Attention Paid
Neglected Libby Gets Government Notice, and Needed Money, at Last
Millions of dollars are slated to arrive in the Libby area for medical care and cleanup efforts. Even more will be needed in the future.By Amy Linn, 6-19-09
The former Grace vermiculite mine above Libby. Photo courtesy EPA.
Details and relief are arriving in Libby in the wake of the the Environmental Protection Agency’s decision this week to declare the town a federal public health emergency, paving the way for millions of dollars of long-needed health and cleanup funds to arrive.

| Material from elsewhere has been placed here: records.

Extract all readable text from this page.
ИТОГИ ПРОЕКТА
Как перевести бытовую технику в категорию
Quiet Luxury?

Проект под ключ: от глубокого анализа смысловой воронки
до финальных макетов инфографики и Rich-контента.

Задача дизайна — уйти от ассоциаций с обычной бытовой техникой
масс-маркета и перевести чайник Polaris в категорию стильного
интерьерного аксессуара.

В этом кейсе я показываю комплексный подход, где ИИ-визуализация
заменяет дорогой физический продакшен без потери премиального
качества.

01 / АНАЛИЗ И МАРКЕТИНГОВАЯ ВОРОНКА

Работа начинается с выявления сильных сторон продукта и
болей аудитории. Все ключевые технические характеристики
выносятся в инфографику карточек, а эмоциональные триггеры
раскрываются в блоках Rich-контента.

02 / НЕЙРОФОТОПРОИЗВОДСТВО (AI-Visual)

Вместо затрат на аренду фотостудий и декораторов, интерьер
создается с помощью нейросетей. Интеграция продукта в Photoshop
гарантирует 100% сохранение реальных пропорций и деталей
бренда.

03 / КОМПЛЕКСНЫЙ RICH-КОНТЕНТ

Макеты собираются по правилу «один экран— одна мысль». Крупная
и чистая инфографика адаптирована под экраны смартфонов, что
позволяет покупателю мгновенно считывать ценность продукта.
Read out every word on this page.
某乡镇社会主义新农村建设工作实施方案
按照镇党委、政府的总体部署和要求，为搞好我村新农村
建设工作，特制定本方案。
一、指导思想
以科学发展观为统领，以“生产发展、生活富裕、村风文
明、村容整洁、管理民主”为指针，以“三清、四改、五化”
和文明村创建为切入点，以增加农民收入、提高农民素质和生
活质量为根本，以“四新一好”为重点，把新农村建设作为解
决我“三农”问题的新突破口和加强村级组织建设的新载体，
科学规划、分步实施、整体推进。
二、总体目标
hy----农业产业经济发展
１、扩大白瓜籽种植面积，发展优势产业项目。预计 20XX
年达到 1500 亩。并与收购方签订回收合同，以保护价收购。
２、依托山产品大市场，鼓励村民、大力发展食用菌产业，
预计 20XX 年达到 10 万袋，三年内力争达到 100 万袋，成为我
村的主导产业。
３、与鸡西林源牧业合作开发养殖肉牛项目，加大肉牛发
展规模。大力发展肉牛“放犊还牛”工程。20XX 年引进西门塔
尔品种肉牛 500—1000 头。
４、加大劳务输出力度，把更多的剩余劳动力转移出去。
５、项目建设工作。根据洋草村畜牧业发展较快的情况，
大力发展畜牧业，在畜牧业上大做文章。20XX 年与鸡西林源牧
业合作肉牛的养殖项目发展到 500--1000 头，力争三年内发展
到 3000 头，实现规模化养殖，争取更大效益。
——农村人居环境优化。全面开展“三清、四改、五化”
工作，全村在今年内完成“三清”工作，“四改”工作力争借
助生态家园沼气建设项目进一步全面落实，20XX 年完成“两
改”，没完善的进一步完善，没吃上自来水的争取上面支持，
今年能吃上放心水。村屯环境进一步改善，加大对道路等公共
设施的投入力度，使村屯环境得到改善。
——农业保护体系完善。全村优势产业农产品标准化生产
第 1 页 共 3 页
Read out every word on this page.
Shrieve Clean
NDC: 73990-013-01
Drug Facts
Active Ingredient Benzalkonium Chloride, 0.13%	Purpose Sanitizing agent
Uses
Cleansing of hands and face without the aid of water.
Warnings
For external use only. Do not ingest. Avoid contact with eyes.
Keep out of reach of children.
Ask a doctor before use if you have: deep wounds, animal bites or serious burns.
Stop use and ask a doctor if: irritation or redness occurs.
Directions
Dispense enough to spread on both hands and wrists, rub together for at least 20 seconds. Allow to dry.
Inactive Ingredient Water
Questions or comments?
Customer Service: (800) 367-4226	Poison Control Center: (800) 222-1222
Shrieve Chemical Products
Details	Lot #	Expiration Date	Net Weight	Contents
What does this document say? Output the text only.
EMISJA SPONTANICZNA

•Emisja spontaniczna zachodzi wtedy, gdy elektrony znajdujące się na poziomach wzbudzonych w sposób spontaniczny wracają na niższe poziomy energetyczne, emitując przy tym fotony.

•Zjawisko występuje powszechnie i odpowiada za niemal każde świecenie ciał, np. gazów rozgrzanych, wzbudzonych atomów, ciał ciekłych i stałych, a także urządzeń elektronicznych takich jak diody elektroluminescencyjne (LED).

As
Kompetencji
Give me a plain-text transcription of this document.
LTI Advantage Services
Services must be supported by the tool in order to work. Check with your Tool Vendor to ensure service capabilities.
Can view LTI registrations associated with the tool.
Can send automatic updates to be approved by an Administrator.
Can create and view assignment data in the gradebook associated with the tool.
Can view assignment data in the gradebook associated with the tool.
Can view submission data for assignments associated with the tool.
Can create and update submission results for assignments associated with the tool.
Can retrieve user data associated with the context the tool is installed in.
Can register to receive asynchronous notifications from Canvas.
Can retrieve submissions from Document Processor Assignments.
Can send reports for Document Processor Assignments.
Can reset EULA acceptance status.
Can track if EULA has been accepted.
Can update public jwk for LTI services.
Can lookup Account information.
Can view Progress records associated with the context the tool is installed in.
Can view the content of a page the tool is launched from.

The federal government has announced that $6 million will go to Lincoln County health authorities to help Libby and Troy residents get medical care for asbestos-related illnesses such as asbestosis, a scarring of the lungs, and mesothelioma, a lethal cancer. Libby area residents who never worked in the Grace mine, including children, are suffering from those diseases at staggeringly high rates, government studies show.
In addition, the EPA will give at least $125 million to boost ongoing cleanup efforts, according to an AP report in the Flathead Beacon. The money will be used “to speed the work of going door-to-door, raising tents over contaminated homes, removing contaminated soil and vacuuming out attics and any other surface once contaminated by miners returning from work,” reporter Nicholas Geranios writes.
Of the estimated 1,200 people in Libby who have asbestos-related lung problems, about 70 percent of them never worked at the mine or related facilities, according to the government.
Instead, residents inhaled asbestos fibers during everyday activities, stirring it up when they swept the floor, played in ball parks, jogged on the high school running track, or simply did the wash—since Grace allowed employees to go home covered in asbestos dust.
The legacy of the exposures will be felt for years to come, as there is often a long latency period before illnesses appear.
The EPA first arrived in Libby in November 1999 after Seattle Post Intelligencer reporter Andrew Schneider broke the story about widespread contamination from asbestos-laced vermiculite, mined and processed by Grace from 1963 to 1990. The vermiculite—donated by Grace to local schools and residents by the truck-full— has been found nearly everywhere, from homes and businesses to parks, streets and gardens.
In 2005, a federal grand jury indicted Grace and seven former top executives for knowingly endangering Libby residents, charging the company and its managers with a criminal conspiracy that included Clean Air Act violations and obstruction of justice. After an 11-week trial, jurors on May 8 found Grace and three former executives not guilty on all charges.
Charges against two other executives were dropped near the end of the trial, before the verdict was reached. A sixth defendant died in 2007. On June 16, federal prosecutors dismissed all charges against the final defendant, former Grace legal counsel O. Mario Favorito, who had been slated to go on trial in September.